Historicism contents itself with establishing a causal nexus among various moments in history. But no state of affairs having causal significance is for that very reason historical. It became historical posthumously, as it were, through events that may be separated from it by thousands of years. The historian who proceeds from this consideration ceases to tell the sequence of events like the beads of a rosary. He grasps the constellation into which his own era has entered, along with a very specific earlier one. Thus he establishes a conception of the present as now-time shot through with splinters of messianic time.


Because of its apparent mysticism, messianism, the belief in a coming redemption inscribed in the past, is maybe the most controversial theme in Benjamin’s philosophy, and there is no room for discussing it thoroughly here. I will only comment shortly on this excerpt from the second thesis:

The past carries with it a secret index by which it is referred to redemption. Doesn’t a breath of the air that pervaded earlier days caress us as well? In the voices that we hear, isn’t there an echo of now silent ones? […] If so, then there is a secret agreement between past generations and the present one. Then our coming was expected on earth. Then, like every generation that preceded us, we have been endowed with a weak messianic power, a power on which the past has a claim. Such a claim cannot be settled cheaply. The historical materialist knows this.

The “weak messianic power” we have as subjects of the present can be understood as our ability to give meaning to the endeavours of the past through our interpretation. By establishing a link between our time and an earlier one, we can give it posthumous significance; we can give it a reception history. But in Benjamin’s conception, this power is also binding. There is a “secret agreement” between the generations which gives us a responsibility for the survival of the elements of the past that we cannot afford to lose.

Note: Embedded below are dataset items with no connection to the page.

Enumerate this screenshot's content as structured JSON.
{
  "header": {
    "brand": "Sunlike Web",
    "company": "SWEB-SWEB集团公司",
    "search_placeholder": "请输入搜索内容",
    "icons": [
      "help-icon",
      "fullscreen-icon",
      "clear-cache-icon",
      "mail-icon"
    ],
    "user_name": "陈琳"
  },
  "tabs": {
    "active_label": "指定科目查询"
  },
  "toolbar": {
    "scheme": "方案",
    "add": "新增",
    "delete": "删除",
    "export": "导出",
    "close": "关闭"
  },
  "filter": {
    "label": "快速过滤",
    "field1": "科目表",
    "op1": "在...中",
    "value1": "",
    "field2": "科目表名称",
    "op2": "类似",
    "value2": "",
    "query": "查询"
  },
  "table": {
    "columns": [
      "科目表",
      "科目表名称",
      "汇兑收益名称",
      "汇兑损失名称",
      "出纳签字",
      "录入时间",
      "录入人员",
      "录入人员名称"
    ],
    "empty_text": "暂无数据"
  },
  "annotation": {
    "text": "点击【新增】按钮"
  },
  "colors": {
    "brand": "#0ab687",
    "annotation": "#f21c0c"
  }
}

Jürgen Habermas has described Benjamin’s involvement with history as “redemptive critique”, in contrast to the “conscious-raising critique” which he associates with Lukács. Habermas is sceptical towards Benjamin’s form of critique, which he regards as too affirmative of the past and therefore without any real possibility for changing the future. However, Habermas’ term “redemptive critique” has been assimilated by critics like Peter Bürger and Richard Wolin, who disagree with Habermas and argue that Benjamin’s redemption of the past implies a radical critique of it, where shattered pieces of “hope in the past” is used to strengthen the consciousness of the present and the future.

In my opinion, Walter Benjamin’s “redemptive critique” affords a rewarding perspective on Hans Zender’s thinking about music. Like Benjamin, Zender revolts against a linear philosophy of history, and seeks to explore constellations between the contemporary consciousness, the “now-time”, and distinctive elements from the past. Like Benjamin, Zender engages with the tradition from the perspective of the concerns of the present, using the non-linear involvement with historical documents as a stepping stone for reflection and creative transformation. And like Benjamin, Zender finds too much meaning and hope in the past to allow it to be left to deadening conservation of the ruling conformists. Zender’s “gegenstrebige Fügung” of the European musical tradition and its “Others”, especially East Asian thinking, overtone harmonics and modernist experimentation, is in my opinion a powerful demonstration of Benjaminian redemptive critique. In the postmodernism condition of musical pluralism, Zender seeks hope in the past, only to transform it into contemporary music.